The naira plunged to a new low against the dollar on the unofficial market, trading at N850/$ following persistent scarcity of the dollars.
The naira is, however, stable at the official market, where it exchanges at N439.88/$, data from the Central Bank of Nigeria (CBN) website shows.
The local currency, which closed last week at N772/$ at the parallel market, has come under intense pressure with more depositors converting cash to dollar to protect their assets.
In emailed note to investors, Forex Dealer with AZA Finance, Kenga Kalu, said Nigerians are rushing to buy dollars after the CBN announced plans to redesign high value Naira notes by mid-December.
“The spread between the official and unofficial rates is now more than 88 per cent, the largest ever gap, according to Bloomberg. The note redesign is intended to mop up excess funds, reduce counterfeit notes and hamper ransom payments from terrorists and kidnappers,” Kalu said.

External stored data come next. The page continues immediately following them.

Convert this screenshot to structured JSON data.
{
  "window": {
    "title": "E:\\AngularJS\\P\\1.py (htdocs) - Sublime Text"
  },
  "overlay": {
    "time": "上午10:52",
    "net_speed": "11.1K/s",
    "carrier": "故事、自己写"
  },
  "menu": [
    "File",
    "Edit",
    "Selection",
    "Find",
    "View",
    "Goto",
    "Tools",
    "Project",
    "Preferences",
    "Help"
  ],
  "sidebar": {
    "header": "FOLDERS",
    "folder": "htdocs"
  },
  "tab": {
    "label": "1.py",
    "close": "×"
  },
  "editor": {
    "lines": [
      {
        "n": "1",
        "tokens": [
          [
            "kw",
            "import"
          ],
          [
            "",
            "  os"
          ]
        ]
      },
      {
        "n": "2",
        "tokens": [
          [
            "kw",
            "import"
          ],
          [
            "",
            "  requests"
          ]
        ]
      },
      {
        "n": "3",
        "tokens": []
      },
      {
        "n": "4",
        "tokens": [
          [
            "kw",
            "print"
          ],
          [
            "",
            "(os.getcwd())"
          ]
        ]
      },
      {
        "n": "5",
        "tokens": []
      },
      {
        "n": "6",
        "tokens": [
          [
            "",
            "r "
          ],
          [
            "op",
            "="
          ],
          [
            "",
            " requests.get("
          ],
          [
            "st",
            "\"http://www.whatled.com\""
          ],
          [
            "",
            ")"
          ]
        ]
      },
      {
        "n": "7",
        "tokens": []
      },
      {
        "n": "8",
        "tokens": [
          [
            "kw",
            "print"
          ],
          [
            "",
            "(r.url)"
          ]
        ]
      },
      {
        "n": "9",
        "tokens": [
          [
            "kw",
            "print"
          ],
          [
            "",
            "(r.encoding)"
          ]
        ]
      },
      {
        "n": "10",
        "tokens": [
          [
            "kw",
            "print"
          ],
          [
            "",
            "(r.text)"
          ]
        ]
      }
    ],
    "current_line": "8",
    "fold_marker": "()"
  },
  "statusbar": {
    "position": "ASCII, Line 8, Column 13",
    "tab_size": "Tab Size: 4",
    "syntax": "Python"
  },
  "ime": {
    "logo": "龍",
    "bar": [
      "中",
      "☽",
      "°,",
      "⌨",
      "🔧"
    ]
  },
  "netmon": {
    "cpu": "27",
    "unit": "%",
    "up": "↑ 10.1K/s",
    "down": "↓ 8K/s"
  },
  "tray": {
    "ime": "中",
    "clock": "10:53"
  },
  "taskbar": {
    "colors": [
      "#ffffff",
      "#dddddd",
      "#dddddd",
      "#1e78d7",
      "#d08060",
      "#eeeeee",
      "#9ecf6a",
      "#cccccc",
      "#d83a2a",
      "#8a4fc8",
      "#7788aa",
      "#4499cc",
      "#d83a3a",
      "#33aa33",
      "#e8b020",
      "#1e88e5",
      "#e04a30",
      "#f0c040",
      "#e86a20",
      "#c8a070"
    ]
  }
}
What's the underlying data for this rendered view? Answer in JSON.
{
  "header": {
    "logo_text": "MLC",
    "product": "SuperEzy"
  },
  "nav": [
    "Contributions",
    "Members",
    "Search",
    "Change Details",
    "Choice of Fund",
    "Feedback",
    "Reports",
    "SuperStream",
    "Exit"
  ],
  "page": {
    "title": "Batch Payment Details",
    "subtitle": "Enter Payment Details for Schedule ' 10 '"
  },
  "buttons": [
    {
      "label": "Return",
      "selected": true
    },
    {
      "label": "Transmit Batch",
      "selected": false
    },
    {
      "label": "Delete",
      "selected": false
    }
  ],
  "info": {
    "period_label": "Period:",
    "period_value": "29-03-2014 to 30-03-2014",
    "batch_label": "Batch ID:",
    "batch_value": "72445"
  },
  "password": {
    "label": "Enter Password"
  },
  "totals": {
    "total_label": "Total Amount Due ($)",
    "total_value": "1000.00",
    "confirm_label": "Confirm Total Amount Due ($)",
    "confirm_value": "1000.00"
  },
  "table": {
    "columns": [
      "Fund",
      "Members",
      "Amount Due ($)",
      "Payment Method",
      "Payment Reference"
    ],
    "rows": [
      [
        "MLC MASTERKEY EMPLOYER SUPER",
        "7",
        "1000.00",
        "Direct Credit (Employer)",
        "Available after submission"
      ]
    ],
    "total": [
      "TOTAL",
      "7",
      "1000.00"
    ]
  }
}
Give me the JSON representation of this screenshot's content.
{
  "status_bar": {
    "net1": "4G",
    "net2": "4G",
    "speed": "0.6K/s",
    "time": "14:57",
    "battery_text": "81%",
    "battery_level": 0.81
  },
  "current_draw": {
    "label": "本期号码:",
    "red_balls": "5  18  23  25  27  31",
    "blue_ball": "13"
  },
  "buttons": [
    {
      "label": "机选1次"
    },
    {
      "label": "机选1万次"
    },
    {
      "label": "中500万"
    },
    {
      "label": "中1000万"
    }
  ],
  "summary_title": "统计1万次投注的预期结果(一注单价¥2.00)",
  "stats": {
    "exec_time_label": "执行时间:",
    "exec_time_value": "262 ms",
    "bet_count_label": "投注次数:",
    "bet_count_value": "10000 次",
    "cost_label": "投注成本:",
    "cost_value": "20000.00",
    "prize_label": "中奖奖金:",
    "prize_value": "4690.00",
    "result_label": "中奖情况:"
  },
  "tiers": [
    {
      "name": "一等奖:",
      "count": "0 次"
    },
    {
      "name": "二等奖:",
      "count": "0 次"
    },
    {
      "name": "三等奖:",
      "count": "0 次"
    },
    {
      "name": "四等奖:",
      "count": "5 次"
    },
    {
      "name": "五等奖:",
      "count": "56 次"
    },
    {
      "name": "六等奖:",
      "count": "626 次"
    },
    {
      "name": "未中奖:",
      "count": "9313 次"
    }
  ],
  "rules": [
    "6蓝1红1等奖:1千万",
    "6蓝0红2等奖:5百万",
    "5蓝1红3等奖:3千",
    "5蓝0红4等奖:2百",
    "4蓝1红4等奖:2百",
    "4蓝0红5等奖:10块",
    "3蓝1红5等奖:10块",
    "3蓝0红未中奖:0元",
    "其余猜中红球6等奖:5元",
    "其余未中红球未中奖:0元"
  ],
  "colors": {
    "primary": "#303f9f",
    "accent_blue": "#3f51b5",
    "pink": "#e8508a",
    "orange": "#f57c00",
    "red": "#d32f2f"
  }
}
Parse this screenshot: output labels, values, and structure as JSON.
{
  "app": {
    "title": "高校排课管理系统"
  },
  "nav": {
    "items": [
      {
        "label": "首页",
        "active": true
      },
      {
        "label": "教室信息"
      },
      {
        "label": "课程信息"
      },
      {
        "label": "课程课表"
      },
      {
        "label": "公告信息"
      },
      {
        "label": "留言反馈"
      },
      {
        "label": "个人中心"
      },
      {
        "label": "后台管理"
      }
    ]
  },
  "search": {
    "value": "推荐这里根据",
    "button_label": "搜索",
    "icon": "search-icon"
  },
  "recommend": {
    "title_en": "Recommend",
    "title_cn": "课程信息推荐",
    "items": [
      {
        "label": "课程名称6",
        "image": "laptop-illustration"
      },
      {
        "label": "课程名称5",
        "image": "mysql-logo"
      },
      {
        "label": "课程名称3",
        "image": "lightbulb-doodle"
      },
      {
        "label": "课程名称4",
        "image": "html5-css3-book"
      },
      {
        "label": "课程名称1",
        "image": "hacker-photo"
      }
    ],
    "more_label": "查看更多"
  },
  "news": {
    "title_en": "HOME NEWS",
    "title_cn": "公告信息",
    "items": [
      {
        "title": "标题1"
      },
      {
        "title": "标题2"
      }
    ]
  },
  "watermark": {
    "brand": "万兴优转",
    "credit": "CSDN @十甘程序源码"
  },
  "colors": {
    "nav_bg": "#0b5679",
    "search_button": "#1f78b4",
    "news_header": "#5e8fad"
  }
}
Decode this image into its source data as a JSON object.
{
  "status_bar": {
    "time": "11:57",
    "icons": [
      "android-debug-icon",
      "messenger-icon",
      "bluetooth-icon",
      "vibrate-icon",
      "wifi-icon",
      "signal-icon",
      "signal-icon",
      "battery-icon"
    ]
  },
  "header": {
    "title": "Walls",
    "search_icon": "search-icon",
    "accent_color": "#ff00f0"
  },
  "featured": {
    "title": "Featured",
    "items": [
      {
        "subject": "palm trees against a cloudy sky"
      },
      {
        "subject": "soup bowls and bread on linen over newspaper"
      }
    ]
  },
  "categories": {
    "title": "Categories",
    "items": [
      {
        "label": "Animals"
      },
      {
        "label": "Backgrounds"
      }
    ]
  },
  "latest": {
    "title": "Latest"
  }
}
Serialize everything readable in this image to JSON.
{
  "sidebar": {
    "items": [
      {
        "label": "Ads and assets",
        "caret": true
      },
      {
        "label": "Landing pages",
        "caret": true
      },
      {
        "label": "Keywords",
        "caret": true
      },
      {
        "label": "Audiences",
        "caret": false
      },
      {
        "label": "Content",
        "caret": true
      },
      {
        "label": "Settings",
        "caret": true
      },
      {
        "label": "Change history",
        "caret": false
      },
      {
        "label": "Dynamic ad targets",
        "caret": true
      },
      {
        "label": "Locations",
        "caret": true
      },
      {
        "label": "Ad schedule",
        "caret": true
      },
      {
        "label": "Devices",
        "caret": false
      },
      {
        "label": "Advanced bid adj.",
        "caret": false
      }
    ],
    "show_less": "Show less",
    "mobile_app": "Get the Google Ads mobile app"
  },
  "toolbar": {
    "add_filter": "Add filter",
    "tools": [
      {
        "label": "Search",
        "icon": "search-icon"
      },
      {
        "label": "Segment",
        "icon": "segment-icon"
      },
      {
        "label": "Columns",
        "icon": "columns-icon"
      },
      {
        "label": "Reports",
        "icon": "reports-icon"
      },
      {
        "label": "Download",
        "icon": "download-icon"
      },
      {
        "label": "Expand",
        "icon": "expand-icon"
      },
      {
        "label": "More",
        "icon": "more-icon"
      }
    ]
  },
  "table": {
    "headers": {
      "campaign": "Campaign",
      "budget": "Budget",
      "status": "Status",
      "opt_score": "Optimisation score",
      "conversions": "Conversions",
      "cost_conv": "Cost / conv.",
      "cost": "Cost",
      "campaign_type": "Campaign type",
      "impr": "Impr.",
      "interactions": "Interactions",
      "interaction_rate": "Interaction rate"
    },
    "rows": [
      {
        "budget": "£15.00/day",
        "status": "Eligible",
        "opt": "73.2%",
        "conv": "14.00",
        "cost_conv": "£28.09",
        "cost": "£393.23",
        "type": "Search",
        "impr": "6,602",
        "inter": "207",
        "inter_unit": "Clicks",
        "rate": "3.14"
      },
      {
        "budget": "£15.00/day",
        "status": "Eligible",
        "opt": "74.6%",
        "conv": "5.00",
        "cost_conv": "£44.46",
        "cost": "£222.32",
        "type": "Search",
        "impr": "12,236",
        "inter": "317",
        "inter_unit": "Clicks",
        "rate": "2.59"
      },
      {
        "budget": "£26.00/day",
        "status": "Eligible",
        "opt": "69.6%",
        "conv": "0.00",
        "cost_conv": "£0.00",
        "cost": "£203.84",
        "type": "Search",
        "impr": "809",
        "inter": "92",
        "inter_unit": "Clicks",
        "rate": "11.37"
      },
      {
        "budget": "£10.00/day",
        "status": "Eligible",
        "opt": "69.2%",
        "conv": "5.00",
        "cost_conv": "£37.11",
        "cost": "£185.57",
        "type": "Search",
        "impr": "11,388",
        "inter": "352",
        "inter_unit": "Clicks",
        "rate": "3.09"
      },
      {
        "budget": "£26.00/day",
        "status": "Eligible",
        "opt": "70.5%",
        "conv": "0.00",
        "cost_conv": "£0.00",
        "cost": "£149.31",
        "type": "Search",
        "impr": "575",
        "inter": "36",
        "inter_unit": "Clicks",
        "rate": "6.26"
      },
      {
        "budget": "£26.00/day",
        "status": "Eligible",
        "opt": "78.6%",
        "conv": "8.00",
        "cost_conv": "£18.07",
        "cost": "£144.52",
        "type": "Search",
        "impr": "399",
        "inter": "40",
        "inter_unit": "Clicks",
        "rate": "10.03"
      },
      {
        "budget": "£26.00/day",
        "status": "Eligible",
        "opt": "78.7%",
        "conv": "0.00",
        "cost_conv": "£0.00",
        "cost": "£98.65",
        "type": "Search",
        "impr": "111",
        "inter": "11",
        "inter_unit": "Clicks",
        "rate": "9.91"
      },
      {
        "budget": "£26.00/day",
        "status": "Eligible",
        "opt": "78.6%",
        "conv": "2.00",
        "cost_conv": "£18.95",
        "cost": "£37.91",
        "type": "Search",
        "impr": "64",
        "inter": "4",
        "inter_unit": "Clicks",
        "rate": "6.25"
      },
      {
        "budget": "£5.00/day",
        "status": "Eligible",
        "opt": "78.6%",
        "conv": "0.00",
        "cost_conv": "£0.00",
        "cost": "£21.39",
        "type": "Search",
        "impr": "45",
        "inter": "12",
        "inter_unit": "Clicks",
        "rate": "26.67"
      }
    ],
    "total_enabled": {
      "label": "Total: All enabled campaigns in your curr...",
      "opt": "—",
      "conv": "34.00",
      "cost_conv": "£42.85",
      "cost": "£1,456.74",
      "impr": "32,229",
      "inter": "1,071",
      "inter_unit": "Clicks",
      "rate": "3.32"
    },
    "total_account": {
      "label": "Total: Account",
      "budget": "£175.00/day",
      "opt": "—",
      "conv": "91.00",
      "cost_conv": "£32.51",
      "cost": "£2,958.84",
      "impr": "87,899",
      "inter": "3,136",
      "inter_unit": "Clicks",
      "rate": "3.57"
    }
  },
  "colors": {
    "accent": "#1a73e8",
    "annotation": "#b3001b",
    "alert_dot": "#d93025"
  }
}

During the announcement, CBN Governor, Godwin Emefiele, said old bank notes- N200, N500 and N1,000 denominations- still in circulation by the end of January next year will be void.
The CBN expressed concern about the amount of currency in circulation outside of the banking system, reducing the efficacy of its policy levers.
Read Also: ‘Tejuosho market fire renders 1,200 jobless’
Managing Director, Financial Derivatives Company Limited, Bismarck Rewane, attributed the naira’s continued decline to heightened forex supply shortage, demand pressure and rationing. He said naira rates convergence would require adoption of a full floating exchange rate system determined by the forces of demand and supply.
Likewise, the International Monetary Fund (IMF) said exchange rate rigidities have constrained the economy’s ability to absorb external shocks.
The IMF insisted that restrictions on access to foreign exchange for certain categories of goods, and multiple exchange rates create distortions in both private and public sectors decision making. They discourage long-term investment, encourage smuggling and provide avenues for corruption.
Moving forward, the Fund suggested removal of foreign exchange restrictions, and a full exchange rate unification, in line with the authorities’ Economic Recovery and Growth Plan (ERGP), will help keep the parallel market premium low in a more sustained manner.
It, therefore, called for unified exchange rate for the naira to promote growth and attractive foreign capital.
According to the IMF, foreign exchange backlog and shortages are intensifying Balance of Payment (BoP) pressures insisting that exchange rate unification was imperative to reduce BoP risks. It said that fiscal deficit will stay elevated in the medium term, while additional domestic revenue mobilisation is required to reduce fiscal risks.